Manage It Or Burn Out

There is an enormous bunch of articles and researches on how to prevent a startup team from burning out as well as about emotional intelligence and mindfulness. However, I will prefer to stick to the HBR research, which proposes a solution for managing emotional culture on its whole rather than one of its components (emotional intelligence (EQ), self-management, “soft skills”, etc.). With regard to that solution, we can shape and retransform the existing emotional culture conducting such steps:

#1 Model Emotions

As simple as walking into the office with a smiley face can bring joviality to the team. The team mates will surely smile back and start to feel this emotion. Whereas neutral or angry face expression of the startup founder can quickly spread negative emotions, which will easily infect all the other members of the team. Why? Because of our human tendency to imitate.

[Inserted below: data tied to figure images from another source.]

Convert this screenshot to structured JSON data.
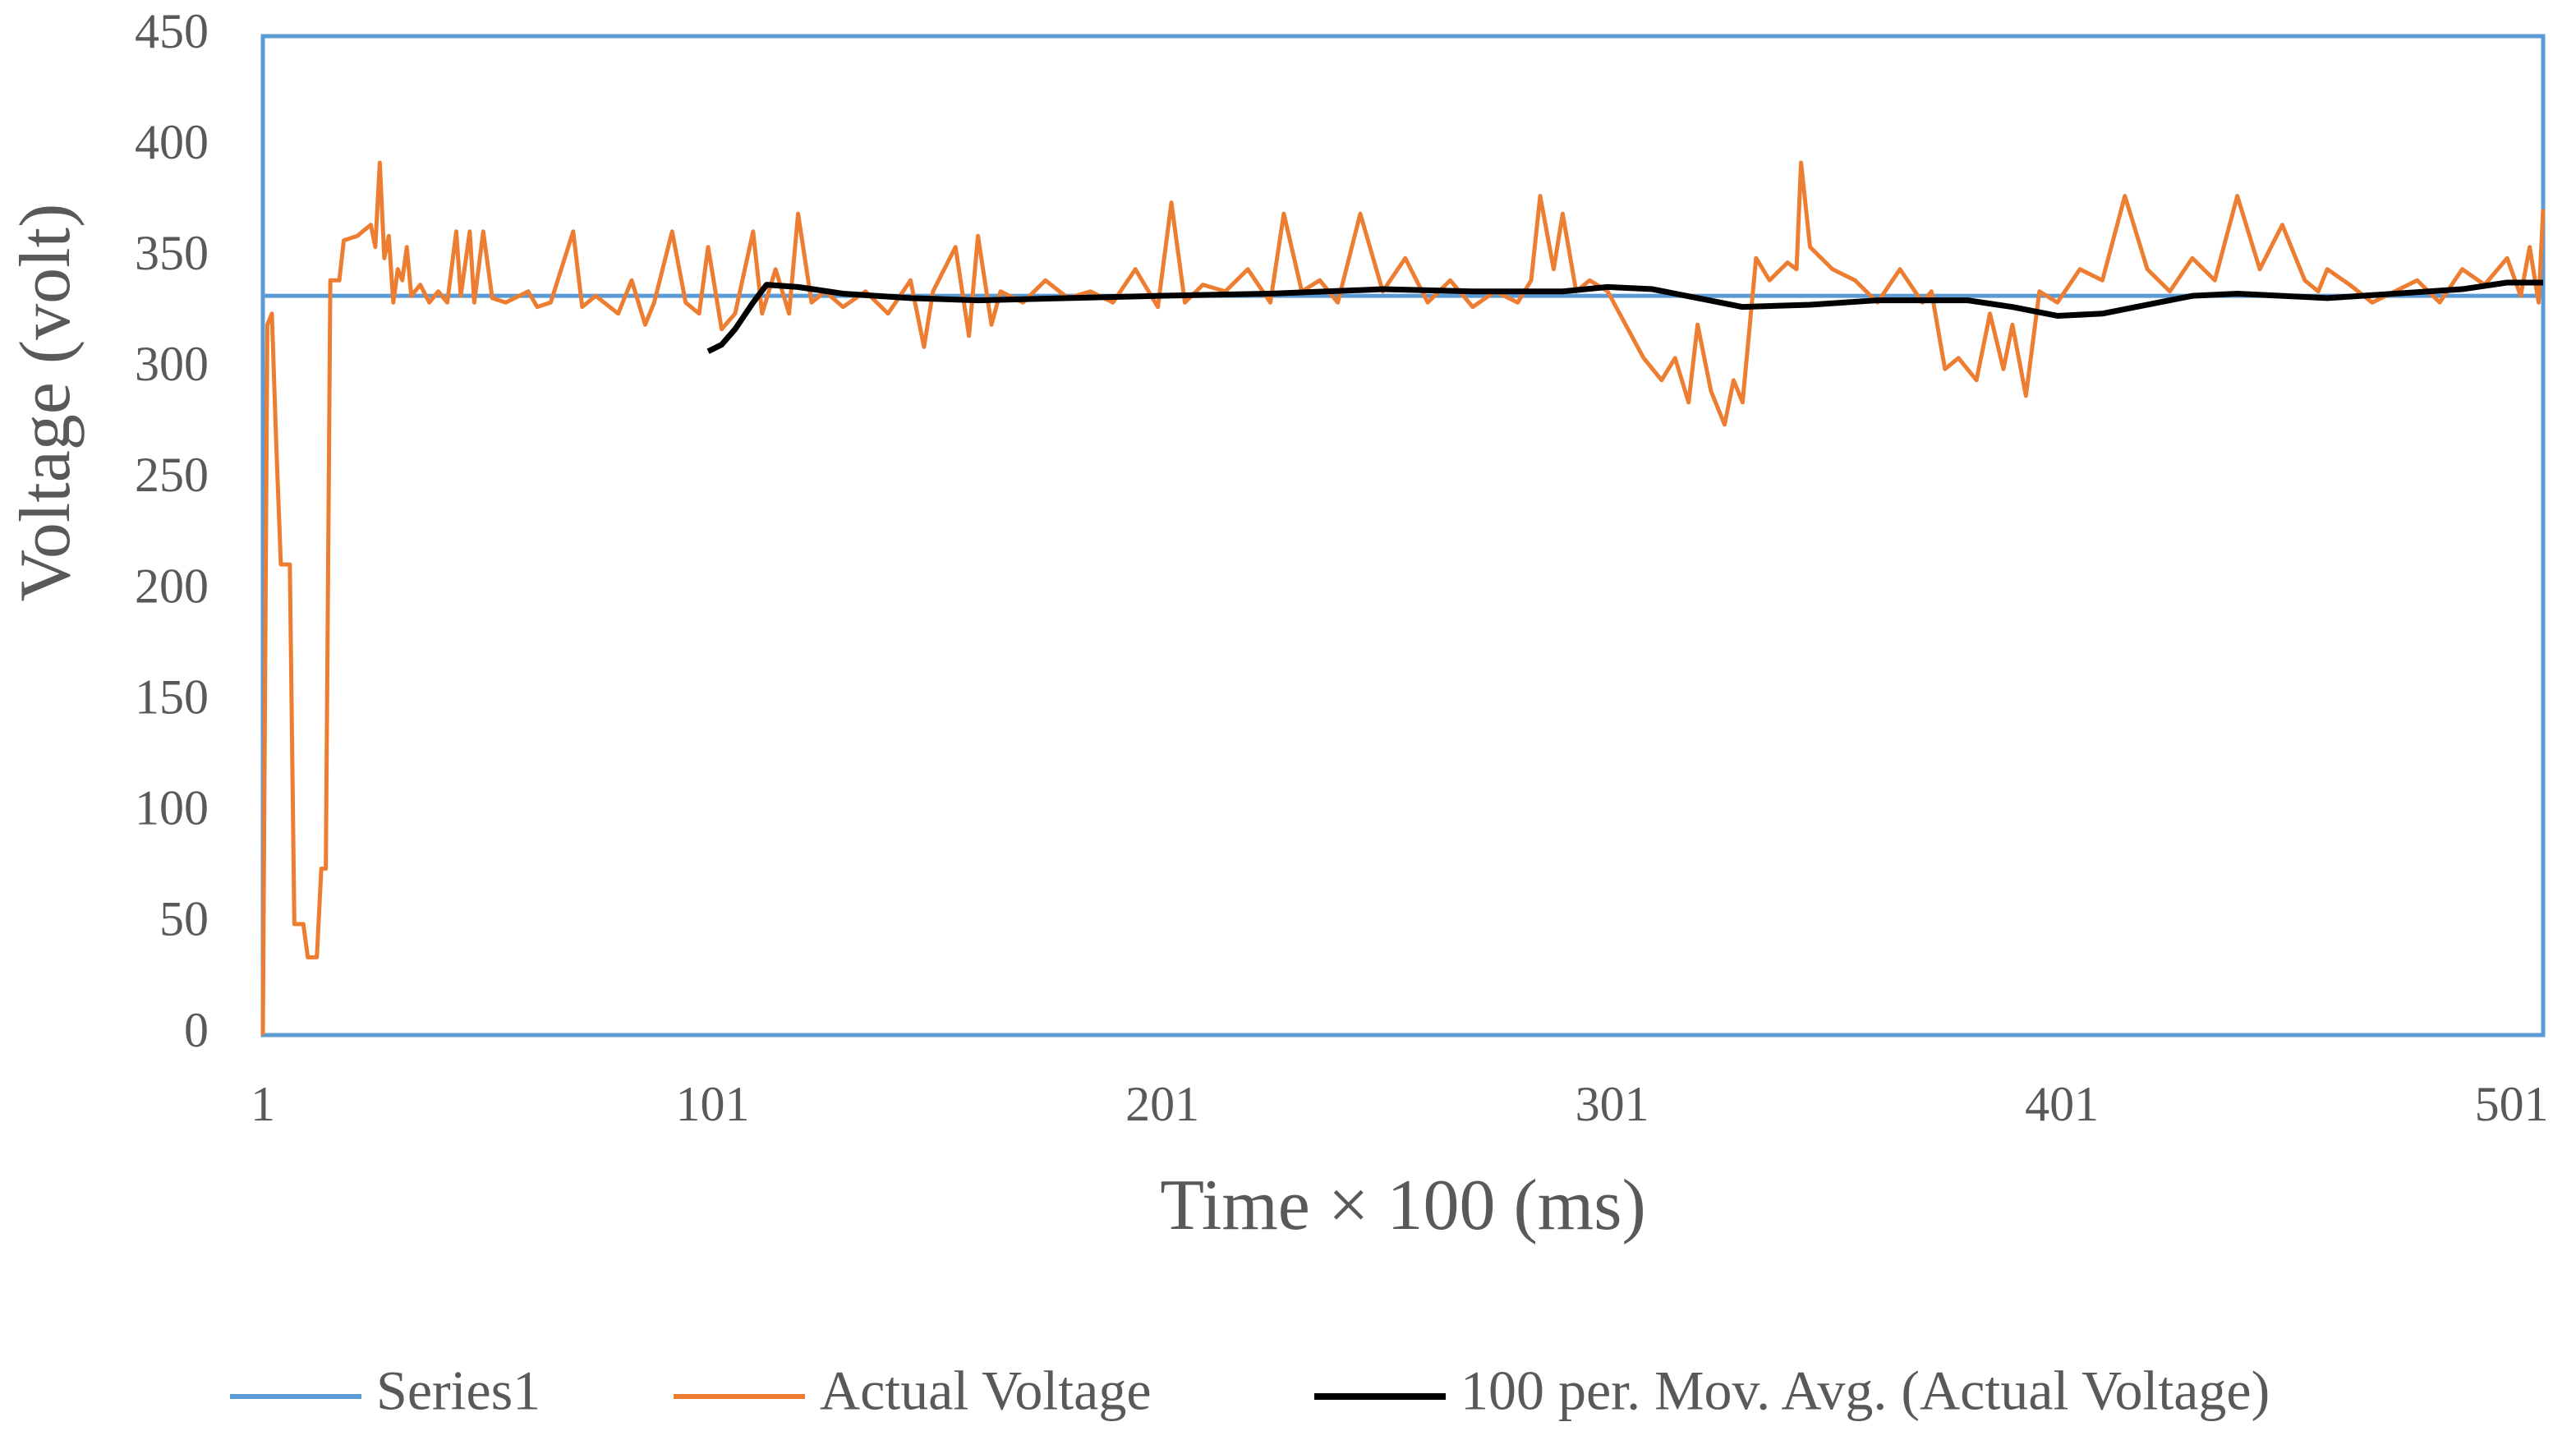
{
  "chart_data": {
    "type": "line",
    "xlabel": "Time × 100 (ms)",
    "ylabel": "Voltage (volt)",
    "xlim": [
      1,
      508
    ],
    "xticks": [
      1,
      101,
      201,
      301,
      401,
      501
    ],
    "ylim": [
      0,
      450
    ],
    "yticks": [
      0,
      50,
      100,
      150,
      200,
      250,
      300,
      350,
      400,
      450
    ],
    "legend": "bottom",
    "series": [
      {
        "name": "Series1",
        "color": "#5b9bd5",
        "x": [
          1,
          508
        ],
        "values": [
          333,
          333
        ]
      },
      {
        "name": "Actual Voltage",
        "color": "#ed7d31",
        "x": [
          1,
          2,
          3,
          4,
          5,
          7,
          8,
          10,
          11,
          13,
          14,
          15,
          16,
          18,
          19,
          22,
          25,
          26,
          27,
          28,
          29,
          30,
          31,
          32,
          33,
          34,
          36,
          38,
          40,
          42,
          44,
          45,
          47,
          48,
          50,
          52,
          55,
          60,
          62,
          65,
          70,
          72,
          75,
          80,
          83,
          86,
          88,
          92,
          95,
          98,
          100,
          103,
          106,
          110,
          112,
          115,
          118,
          120,
          123,
          126,
          130,
          135,
          140,
          145,
          148,
          150,
          155,
          158,
          160,
          163,
          165,
          170,
          175,
          180,
          185,
          190,
          195,
          200,
          203,
          206,
          210,
          215,
          220,
          225,
          228,
          232,
          236,
          240,
          245,
          250,
          255,
          260,
          265,
          270,
          275,
          280,
          283,
          285,
          288,
          290,
          293,
          296,
          300,
          304,
          308,
          312,
          315,
          318,
          320,
          323,
          326,
          328,
          330,
          333,
          336,
          340,
          342,
          343,
          345,
          350,
          355,
          360,
          365,
          370,
          372,
          375,
          378,
          382,
          385,
          388,
          390,
          393,
          396,
          400,
          405,
          410,
          415,
          420,
          425,
          430,
          435,
          440,
          445,
          450,
          455,
          458,
          460,
          465,
          470,
          475,
          480,
          485,
          490,
          495,
          500,
          503,
          505,
          507,
          508
        ],
        "values": [
          0,
          320,
          325,
          265,
          212,
          212,
          50,
          50,
          35,
          35,
          75,
          75,
          340,
          340,
          358,
          360,
          365,
          355,
          393,
          350,
          360,
          330,
          345,
          340,
          355,
          333,
          338,
          330,
          335,
          330,
          362,
          333,
          362,
          330,
          362,
          332,
          330,
          335,
          328,
          330,
          362,
          328,
          333,
          325,
          340,
          320,
          330,
          362,
          330,
          325,
          355,
          318,
          325,
          362,
          325,
          345,
          325,
          370,
          330,
          335,
          328,
          335,
          325,
          340,
          310,
          335,
          355,
          315,
          360,
          320,
          335,
          330,
          340,
          332,
          335,
          330,
          345,
          328,
          375,
          330,
          338,
          335,
          345,
          330,
          370,
          335,
          340,
          330,
          370,
          335,
          350,
          330,
          340,
          328,
          335,
          330,
          340,
          378,
          345,
          370,
          335,
          340,
          335,
          320,
          305,
          295,
          305,
          285,
          320,
          290,
          275,
          295,
          285,
          350,
          340,
          348,
          345,
          393,
          355,
          345,
          340,
          330,
          345,
          330,
          335,
          300,
          305,
          295,
          325,
          300,
          320,
          288,
          335,
          330,
          345,
          340,
          378,
          345,
          335,
          350,
          340,
          378,
          345,
          365,
          340,
          335,
          345,
          338,
          330,
          335,
          340,
          330,
          345,
          338,
          350,
          333,
          355,
          330,
          372
        ]
      },
      {
        "name": "100 per. Mov. Avg. (Actual Voltage)",
        "color": "#000000",
        "x": [
          100,
          103,
          106,
          110,
          113,
          120,
          130,
          145,
          160,
          180,
          200,
          225,
          250,
          270,
          290,
          300,
          310,
          320,
          330,
          345,
          360,
          380,
          390,
          400,
          410,
          420,
          430,
          440,
          460,
          475,
          490,
          500,
          508
        ],
        "values": [
          308,
          311,
          318,
          330,
          338,
          337,
          334,
          332,
          331,
          332,
          333,
          334,
          336,
          335,
          335,
          337,
          336,
          332,
          328,
          329,
          331,
          331,
          328,
          324,
          325,
          329,
          333,
          334,
          332,
          334,
          336,
          339,
          339
        ]
      }
    ]
  }
}
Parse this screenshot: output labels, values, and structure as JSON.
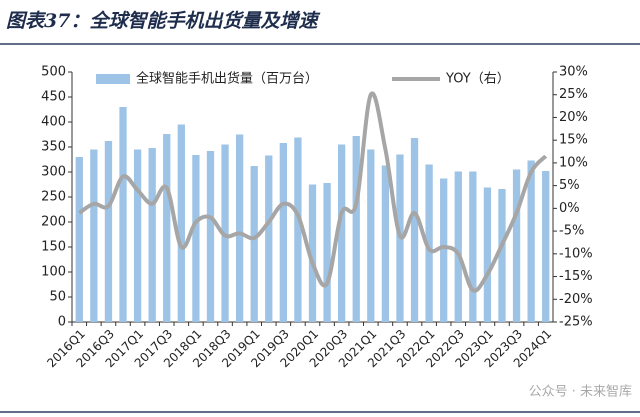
{
  "chart_data": {
    "type": "bar_line",
    "title": "图表37：全球智能手机出货量及增速",
    "categories": [
      "2016Q1",
      null,
      "2016Q3",
      null,
      "2017Q1",
      null,
      "2017Q3",
      null,
      "2018Q1",
      null,
      "2018Q3",
      null,
      "2019Q1",
      null,
      "2019Q3",
      null,
      "2020Q1",
      null,
      "2020Q3",
      null,
      "2021Q1",
      null,
      "2021Q3",
      null,
      "2022Q1",
      null,
      "2022Q3",
      null,
      "2023Q1",
      null,
      "2023Q3",
      null,
      "2024Q1"
    ],
    "series": [
      {
        "name": "全球智能手机出货量（百万台）",
        "color": "#9dc3e6",
        "axis": "y",
        "kind": "bar",
        "values": [
          330,
          345,
          362,
          430,
          345,
          348,
          376,
          395,
          334,
          342,
          355,
          375,
          312,
          333,
          358,
          369,
          275,
          278,
          355,
          372,
          345,
          313,
          335,
          368,
          315,
          287,
          301,
          301,
          269,
          266,
          305,
          323,
          302
        ]
      },
      {
        "name": "YOY（右）",
        "color": "#a6a6a6",
        "axis": "y2",
        "kind": "line",
        "values": [
          -1,
          1,
          0.5,
          7,
          4,
          1,
          4.5,
          -8.5,
          -3,
          -2,
          -6,
          -5.5,
          -6.5,
          -3,
          1,
          -1.5,
          -12,
          -16.5,
          -1,
          1,
          25,
          13,
          -6,
          -1,
          -9,
          -8.5,
          -10,
          -18,
          -14.5,
          -8,
          -1,
          8,
          11.5
        ]
      }
    ],
    "ylim": [
      0,
      500
    ],
    "yticks": [
      0,
      50,
      100,
      150,
      200,
      250,
      300,
      350,
      400,
      450,
      500
    ],
    "y2lim": [
      -25,
      30
    ],
    "y2ticks": [
      {
        "value": -25,
        "label": "-25%"
      },
      {
        "value": -20,
        "label": "-20%"
      },
      {
        "value": -15,
        "label": "-15%"
      },
      {
        "value": -10,
        "label": "-10%"
      },
      {
        "value": -5,
        "label": "-5%"
      },
      {
        "value": 0,
        "label": "0%"
      },
      {
        "value": 5,
        "label": "5%"
      },
      {
        "value": 10,
        "label": "10%"
      },
      {
        "value": 15,
        "label": "15%"
      },
      {
        "value": 20,
        "label": "20%"
      },
      {
        "value": 25,
        "label": "25%"
      },
      {
        "value": 30,
        "label": "30%"
      }
    ],
    "watermark": "公众号 · 未来智库"
  }
}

#2 Get People To Fake Emotions Till They Feel Them

If we want to cultivate a special emotion in the company, it is good to use the “deep acting” technique. Accordingly to this technique, people make an effort to express a certain emotion and then they suddenly start to feel it.

#3 Implement Emotional Culture Management At All The Levels

I have already emphasized that people tend to imitate others, especially if it can help them in being liked, favoured, or promoted. Hence, it becomes difficult to prevent the team burnout, dissatisfaction, and emotional exhaustion if the startup founders behave like pushing themselves to the limits while propagating mindfulness and joviality. Putting aside that it’s hypocritical, practically it will not simply work out. It’s up to startup founders to establish which emotions shall the team feel, model them and reward people for doing so for the sake of helping a startup to thrive.